Our inner light shining with the world's light,
not making a mark in time,
but being a presence in eternity.
Reproduction, ultimate creation,
babies, ideas, love and beauty
the pregnant fruits of our existence.

But our energies, the inner light
too often are denied the frequencies of life
given only the outer fruits to live on,
seedless grapes, bananas bred sterile,
the bread of life devoid of the wheat germ.
Empty essences, barren hybrids
fuel for nothing but aberrant growth
body, mind, and spirit bearing the castrated forms of death.

Life is abandoned through the rejection of the seed;
cut off from the depths of existence, we swim in the shallows,
lost among pieces and parts, confined by externalities.
Creative potential foundering in the darkness of division,
trapped behind the many dams we build,
all our disconnected doings destined for eventual death.

(iii)
A crystal must dissolve for any changes to occur,
the latticework lines of stagnant selfhood be released and left to blur.

Digger168
08-18-2005, 04:41 AM
Whoa...............

I dig.

"Life is abandoned through the rejection of the seed"

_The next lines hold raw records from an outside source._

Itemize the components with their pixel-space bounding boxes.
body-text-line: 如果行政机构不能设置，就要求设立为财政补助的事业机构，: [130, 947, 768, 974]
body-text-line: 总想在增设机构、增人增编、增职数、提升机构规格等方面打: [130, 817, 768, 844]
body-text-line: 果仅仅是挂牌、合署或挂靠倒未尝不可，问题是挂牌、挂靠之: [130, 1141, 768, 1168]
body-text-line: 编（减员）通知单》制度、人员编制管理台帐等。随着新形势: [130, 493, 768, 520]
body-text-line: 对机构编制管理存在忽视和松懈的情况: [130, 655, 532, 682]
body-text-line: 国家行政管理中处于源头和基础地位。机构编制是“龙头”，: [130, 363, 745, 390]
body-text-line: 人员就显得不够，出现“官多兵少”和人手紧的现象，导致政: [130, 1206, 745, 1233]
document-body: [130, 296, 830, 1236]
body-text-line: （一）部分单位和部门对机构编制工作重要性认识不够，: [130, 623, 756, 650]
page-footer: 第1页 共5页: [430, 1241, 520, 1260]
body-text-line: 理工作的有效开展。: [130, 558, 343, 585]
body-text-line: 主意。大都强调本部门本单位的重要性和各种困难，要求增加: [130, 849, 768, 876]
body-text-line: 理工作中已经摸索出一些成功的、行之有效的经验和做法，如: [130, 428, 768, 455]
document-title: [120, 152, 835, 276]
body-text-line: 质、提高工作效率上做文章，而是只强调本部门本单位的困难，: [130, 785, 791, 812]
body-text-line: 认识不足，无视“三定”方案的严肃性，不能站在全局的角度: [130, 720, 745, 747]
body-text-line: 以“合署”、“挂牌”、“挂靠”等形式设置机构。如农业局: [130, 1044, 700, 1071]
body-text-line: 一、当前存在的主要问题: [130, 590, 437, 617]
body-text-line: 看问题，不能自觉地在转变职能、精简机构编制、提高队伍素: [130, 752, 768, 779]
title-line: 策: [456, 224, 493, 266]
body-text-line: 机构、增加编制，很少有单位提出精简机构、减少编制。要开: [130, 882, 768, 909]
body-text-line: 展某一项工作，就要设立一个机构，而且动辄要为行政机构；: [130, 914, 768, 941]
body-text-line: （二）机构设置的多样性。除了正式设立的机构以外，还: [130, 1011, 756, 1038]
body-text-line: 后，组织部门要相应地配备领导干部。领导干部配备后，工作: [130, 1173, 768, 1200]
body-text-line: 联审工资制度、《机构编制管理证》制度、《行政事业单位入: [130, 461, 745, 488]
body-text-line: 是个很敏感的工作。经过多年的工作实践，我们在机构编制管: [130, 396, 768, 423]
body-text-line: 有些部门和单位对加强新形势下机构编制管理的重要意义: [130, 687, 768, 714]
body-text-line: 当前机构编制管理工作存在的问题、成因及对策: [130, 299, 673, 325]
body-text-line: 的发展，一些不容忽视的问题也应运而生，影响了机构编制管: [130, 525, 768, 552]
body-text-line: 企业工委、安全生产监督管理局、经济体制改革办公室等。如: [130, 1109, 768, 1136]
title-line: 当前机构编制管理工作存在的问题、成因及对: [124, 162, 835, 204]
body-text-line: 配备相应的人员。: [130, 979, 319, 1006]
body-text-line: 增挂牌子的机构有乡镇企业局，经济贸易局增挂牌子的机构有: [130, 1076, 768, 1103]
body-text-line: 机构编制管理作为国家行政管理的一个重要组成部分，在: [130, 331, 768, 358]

I really must re-examine my diet!!!.

stranger
08-18-2005, 08:01 AM
niiice. are you a vegetarian trippin?

ploomp
08-18-2005, 09:15 AM
I swear that that was the dumbest poem ive ever seen. Were you high when you wrote it?

EternalHunter
08-18-2005, 03:13 PM
I liked what you had to say. They are important, and often overlooked facts.

TrippinBTM
08-18-2005, 03:17 PM
I am a vegetarian, yes. Thanks for the comments. Ploomp, what specifically didn't you like about it?

FreeBird1969
08-18-2005, 04:12 PM
I liked the first two lines, but the rest seems forced and too explainatory. A good message, though.

EmbraceInnerPeaches
08-19-2005, 07:19 PM
(iii)
A crystal must dissolve for any changes to occur,
the latticework lines of stagnant selfhood be released and left to blur.


i love that. it ends the poem so strongly... I like the first two lines and the last two lines... the middle is well written and it gives your poem depth ... but the first and last lines hit the hardest.